出逢う前 2

「……ひろえ!」


 返事がない。


「ひろえ!」


 返事がない。



「──ひ、ろ、えっ!!」


「え!?」


 ようやく耳元に届いたその声に、中里宏枝なかざとひろえはハッと我に返った。


「あ、えと……」 視界の中の美緒──高杉美緒たかすぎみおがこわい顔を作って覗き込んでいる。その剣幕に圧されて宏枝の手が小さく泳いだ。


「あんたねえ……」 そんな宏枝に、むーとした表情から心配顔へとそのほっそりとした瓜実顔をグラデーションさせていく美緒。「ぼーっとしすぎ。……ったく」


 そんな美緒の脇から同じ班のクラスメート、篠崎由香しのざきゆかのおちゃらけた声が割り込んでくる──


「と、いうわけでぇ、修学旅行のグループ行動、どこ回るかはひろえと美緒が決めることになったから! 任せたよ!!」


 敬礼っぽく片手を上げている由香の隣で、左腕を欧米っぽく肩をすくめた美緒が、右手の中指を眉間に当てている。


「…………」 宏枝は観念して泣き笑いを浮かべた。



 お昼休みに入ったばかりのA組の教室は、弁当を部室で食べる生徒やパンの買い出しに席を空ける生徒やらで人影が減っていた。


「で、何? なんかあった?」


 たまたま空いていた宏枝の隣の席に腰を下ろした美緒は、登校途中のコンビニで買ったマドレーヌの包装を破きながら尋ねた。

 窓際の席は、初夏の陽射しに明るく浮き立っている。


 宏枝は、カバンからお弁当箱を引っぱり出すと、静かな声で言った。「──手紙がね、来たの」


「手紙? 誰から」


 人差し指と親指に張り付いた甘いマドレーヌの油分をぺろりと舐めて、宏枝の方を向いて訊く。

 手紙というキーワードに男子生徒からのラブレターあたりの線もあるかと、一応、問い詰めるように先を促してみる。

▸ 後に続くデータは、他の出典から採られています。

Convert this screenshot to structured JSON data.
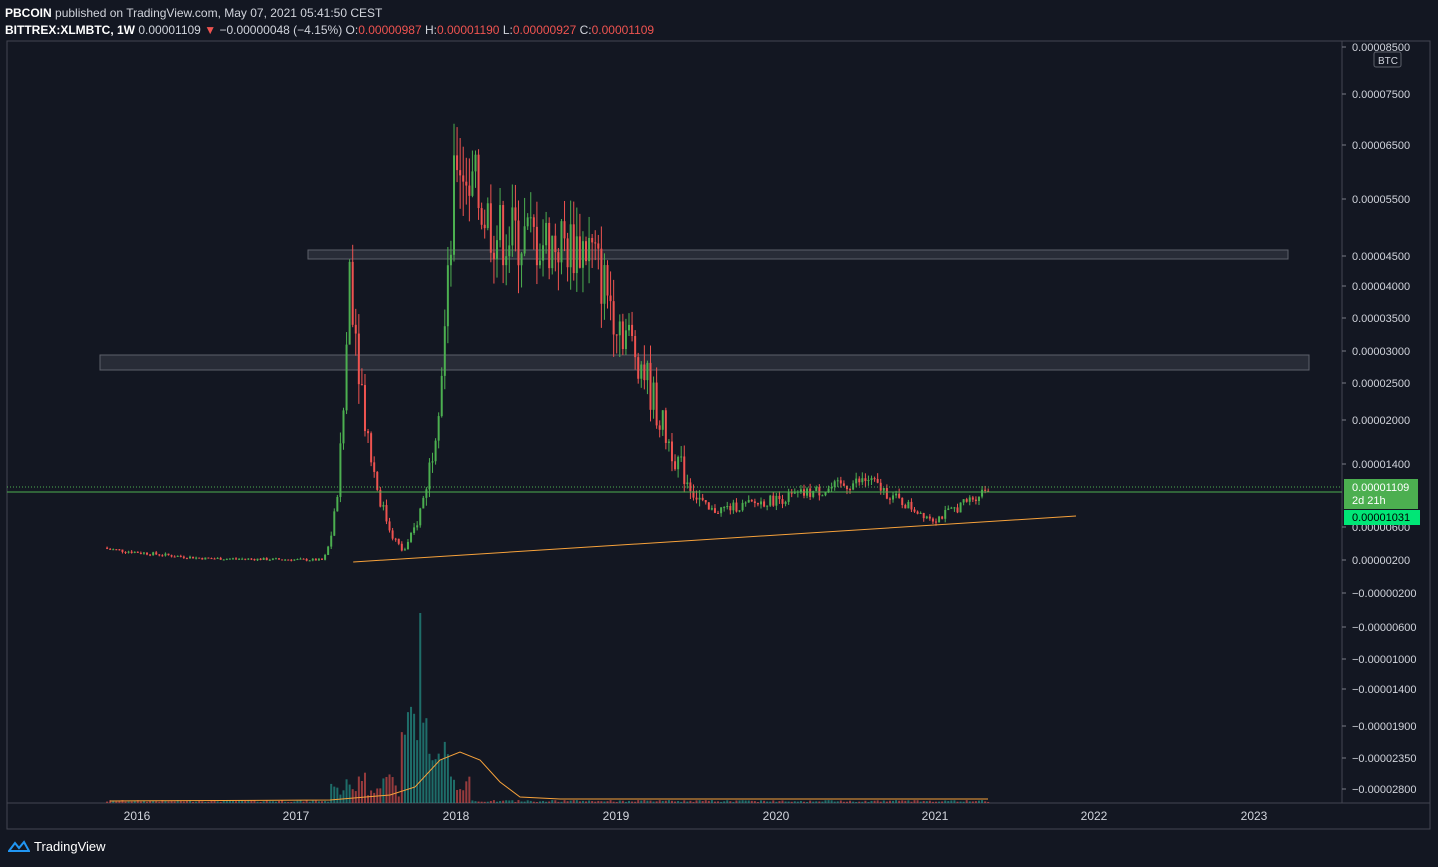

 宏枝は机の上に広げた黄色いクロスの上に自分で作ったお弁当を広げる間だけマを置いて待たせてから、ことさら何でもないことのように応えた。


「──お母さんから」

「……」


 今度は美緒の方が固まった。



「お母さん、って、その──」 二つ目のマドレーヌを口元に運ぶのを止め、美緒はぎこちなく続けた。「ひろえが小学校の時に出てっちゃった、っていう……」


「うん」 宏枝は答えると、赤いラインの入った小さな箸を親指の根本に挟んで、小さく“いただきます”して続けた。「お母さん、いま京都にいるみたい」


「あー、そうなんだ……」 どう話を持っていったらよいか……。思いあぐねた末にそれでも訊いてみた。「仲直り、したの?」


「ううん……」 一拍後の声は小さく、やはり硬いように感じた。「会って話したりしてないもの。わからないよ」


「…………」 それで今度は、宏枝を引き取って育てている祖母はどういう反応なのかを訊いてみた。「おば様は?」


 今度こそ、応えはなかった。



「そか……」


 視線を上げづらくなってしまった美緒は、宏枝の机の上のお弁当を何とはなしにチラと見やった。

 ──お弁当箱のフタの下に隠れてる今日のおかずは、ミートボールとかまぼこと卵焼き……。


 美緒は場の空気を伺いながら、ぼんやりとそんなことを考えつつ、言葉を継いだ。「あ、でも…京都にいるのは判ったんだ」 そこで思い当たった。


 ──きょうと!


 美緒は、いつも通りに宏枝から差し出されたおかずの箱の中から、ミートボールの串を選んで、ちょいと摘まんだ。



「……ひょっとして、修学旅行、抜け出して会い行こう、なんてとか?」


 探るように、声を顰めて訊いてみた。


 宏枝の方は、最初何を言われたのか解らないというように、美緒を見返す目をぱちくりとさせた。

 それから言われた意味が解ると、その発想はなかったというふうに、何度も小さく横に首を振った。



 美緒はミートボールを口に放り込むと、絶妙なソースの甘辛さを堪能してから、宏枝の目を見た。


「あのさ……」


 少しだけ躊躇ってから、それでもゆっくりとした口調で言ってみた。


「──京都、会いに行くんなら協力したげる」



 今度は宏枝の目線が思案気に動いた。

 ゆっくりと小さく何度か頷き、それから箸に挟んでいた卵焼きを頬張ると、美緒に向かってもう一度大きく頷いて、箸を握った右手でぐーさいん──。

 美緒もサムアップサインを返した。



 5月も終わろうという日の昼下がり、2年A組の教室。修学旅行は1週間後。